Plywood gun

Wood is easier to work with than metal. So why not make a homemade gun out of wood? Yes. It won’t last nearly as long and it will be susceptible to moisture if you don’t treat the wood correctly. But wood stocks have been used on guns for hundreds of years. People are making complete guns out of plastic. Why not make an AR-15 lower made out of wood?

I didn’t come up with idea and I haven’t tried it. But someone else is trying it:

10 thoughts on “Plywood gun

  1. Pingback: SayUncle » Plywood AR-15 Lower

  2. ElkStone. I want an AR made of ElkStone (elk droppings “stabilized” with resin– essentially a fiber-reinforced acrylic).

  3. dear sir:

    thanks for the links to my posts on the “plywood gun.” i have been very gratified by the traffic to my blog generated by the links. and, i’ve enjoyed just looking around and reading here.

    again, my thanks.

    john jay

  4. joe:

    i am still getting hits on these links, much to my surprise.

    if you & your readers are interested, please check back in a day or so, because i have undertaken the final shaping of the receiver (except for fitting the nut for the barrel extension), and will post on that.

    in the meantime, i thought that you might be interested in another post i have done about making a “home made” upper for the ar-15, and making it out of steel.

    http://wintersoldier2008.typepad.com/summer_patriot_winter_sol/2014/01/as-in-most-things-it-is-matter-first-of-conceptualization-how-to-make-an-ar-15-upper-receiver-from-s.html .

    i am a “newbie” here, and i don’t know how you feel about people posting links to their own blogs in your “comments” section. if this is not acceptable, please delete the comment, and please accept my apology for having done so. i won’t repeat the mistake, if this is not acceptable practice here.

    the point being, in all of this, is that by looking at things just a “bit out of the box,” we all can make arms very useful for certain applications should the “gubment” just get too damned intolerable to put up with. (i know that’s redundant, but, that’s how people express it.)

    john jay

  5. I would like to see two sheets of 1/4″ aluminum cut and drilled for pins, corresponding to the locations for the takedown pins and hammer+trigger pins in an AR. The user could then make wooden block filler/spacers between these to make a hybrid metal/wood AR lower. But the plates would be less than required to be a serialized receiver. 1/4″ plate would allow the use of countersunk screws, nuts and fasteners. If the plates were CNC cut, all the extra pin holes for safety plungers and such could be added. Bolts would reinforce the mount for the buffer tube. The grip could mount conventionally, or be an integral part of the wooden spacer used in the bottom half of the receiver. Manufacture would be easier than John Jay’s because you could shape the inner wooden parts before bolting together the receiver halves. Once the shapes are final and functional, bond the sides to the wood with JB Weld and bolts. I’ll bet it will be as strong as the original.
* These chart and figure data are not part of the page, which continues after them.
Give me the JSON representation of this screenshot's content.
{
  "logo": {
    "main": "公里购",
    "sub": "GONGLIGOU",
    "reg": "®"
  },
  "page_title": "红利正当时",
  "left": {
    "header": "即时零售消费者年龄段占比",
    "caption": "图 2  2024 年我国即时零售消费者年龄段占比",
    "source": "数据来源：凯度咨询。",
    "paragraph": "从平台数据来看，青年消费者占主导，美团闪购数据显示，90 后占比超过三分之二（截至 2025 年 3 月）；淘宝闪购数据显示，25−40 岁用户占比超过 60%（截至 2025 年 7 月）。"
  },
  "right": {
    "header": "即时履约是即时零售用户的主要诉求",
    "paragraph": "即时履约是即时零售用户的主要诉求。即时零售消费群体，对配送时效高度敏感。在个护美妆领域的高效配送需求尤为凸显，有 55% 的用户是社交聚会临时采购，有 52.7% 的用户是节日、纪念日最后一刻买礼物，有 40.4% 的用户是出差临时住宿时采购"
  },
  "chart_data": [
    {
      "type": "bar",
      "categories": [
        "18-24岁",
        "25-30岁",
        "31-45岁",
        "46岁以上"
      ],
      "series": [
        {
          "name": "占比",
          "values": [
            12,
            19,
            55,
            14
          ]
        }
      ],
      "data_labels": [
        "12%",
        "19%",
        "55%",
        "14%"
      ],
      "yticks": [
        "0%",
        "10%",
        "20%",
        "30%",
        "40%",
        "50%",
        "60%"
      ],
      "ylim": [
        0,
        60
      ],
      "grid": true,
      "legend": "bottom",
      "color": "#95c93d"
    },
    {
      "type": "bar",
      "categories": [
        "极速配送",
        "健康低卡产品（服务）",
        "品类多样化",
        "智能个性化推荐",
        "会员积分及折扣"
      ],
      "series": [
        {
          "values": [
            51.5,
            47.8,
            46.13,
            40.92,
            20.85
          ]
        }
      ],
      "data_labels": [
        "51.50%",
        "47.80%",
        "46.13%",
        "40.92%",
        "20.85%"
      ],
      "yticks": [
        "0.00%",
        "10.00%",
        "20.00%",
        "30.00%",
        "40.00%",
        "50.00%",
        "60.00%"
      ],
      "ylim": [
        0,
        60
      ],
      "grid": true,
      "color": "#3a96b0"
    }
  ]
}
    • I don’t have an example to look at right now, but do all the pins in a lower completely transect the lower?

      I remember reading about 8 years ago of someone making a wooden lower. It held up for a few rounds, the wood being weaker than the glue. A hybrid lower might be the thing.

      • windy:

        all the screws and bolts “transect” the lower.

        the lower has a wooden “plug,” in which the various wells are mortised, e.g., magazine well and trigger/hammer well. the wood laminate plug is clad on either side by stainless steel plates, each 0.062″ thick: this is about 16 gauge, from what i am told.

        the assembly pins are both carried by the steel plates & the plug. and, the safety/selector switch and the trigger and hammer pins are both carried by the plates, and the plug.

        i don’t think it will be coming apart any time soon, … , if it does, i will report it. the wood is plenty strong, walnut pieces ranging from .250″ to .125″, and it is free of blemish or cracks. the wood is held together by gorilla glue epoxy, and the steel clads are held to the wood by e6000 epoxy.

        go to the links. there are plenty of pictures. and, i will be doing a post this afternoon on the lower, and you can get a very good view of what it looks like.

        john jay

        p.s. i am the guy that built it. it’s not coming apart. the thing is, the only “load” born by the lower is that of the recoil impulse. and, in the load it “carry,” that is not very much. i shoot a wildcat in another ar-15 i call “jj’s brit.” it is essentially a shortened 7mm-08 remington, made to duplicate a 1950’s round called the .30/280 british. it shoots a 130 grain 7mm bullet about 2500 fps at the muzzle. recoil is greater than a .223, but way less than a .308. the recoil impulse is carried entirely by the assembly pins, and the outside clads plus the plug: that structure is more than enough to carry multiple times the recoil energy of the gun.

  6. p.s.

    correction:

    ” … the load it ‘carries’ … ”

    sorry for the typo.

    p.s.s. and, yes, it is a “hybrid” or composite, if you will.